The Illustrious Brother Ernest Borgnine is a member of Abingdon Lodge No. 48 in Abingdon, Virginia.  He holds the 33rd degree of the Scottish Rite of Masonry and is also a member of the Shriners.  The Illustrious Brother Ernest Borgnine tells of the difficulties he had in becoming a Mason. He did not know that at the time he became a Mason in Virginia, it was necessary to ask a Mason three times about joining before he could petition the lodge. He requested information from a friend who made no reply on two different occasions, but on the third request, his friend readily presented him with a petition and endorsed him.  He was accepted without delay into the Abingdon Lodge.
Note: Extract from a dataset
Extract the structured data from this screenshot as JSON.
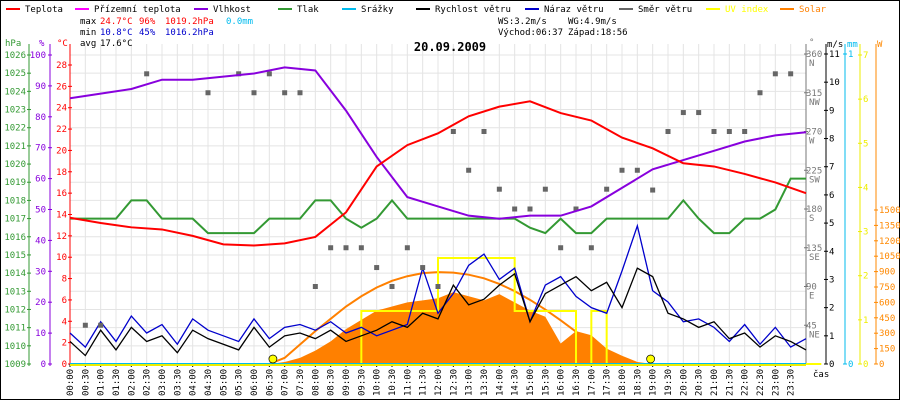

On November 9, 2000, he was presented with his 50-year pin by the Grand Master of Masons in Virginia, the Illustrious William Lee Holiday. 

It was obvious to all present at the 50-year ceremony that Brother Ernest Borgnine holds a warm and loving place in his heart for Abingdon, Virginia, where he became a Master Mason, and for its Barter Theater where be first honed his theatrical skills.  He has served the Craft with honor and distinction.  Regardless of his great success, he still displays great humility and a sincere love for the Craft and his fellow man.

~Todd E. Creason

1 comment:

  1. I met Mr. Borgnine twice...both times in Hollywood 30 plus years apart...both times he was very kind and very friendly..something rare in that town.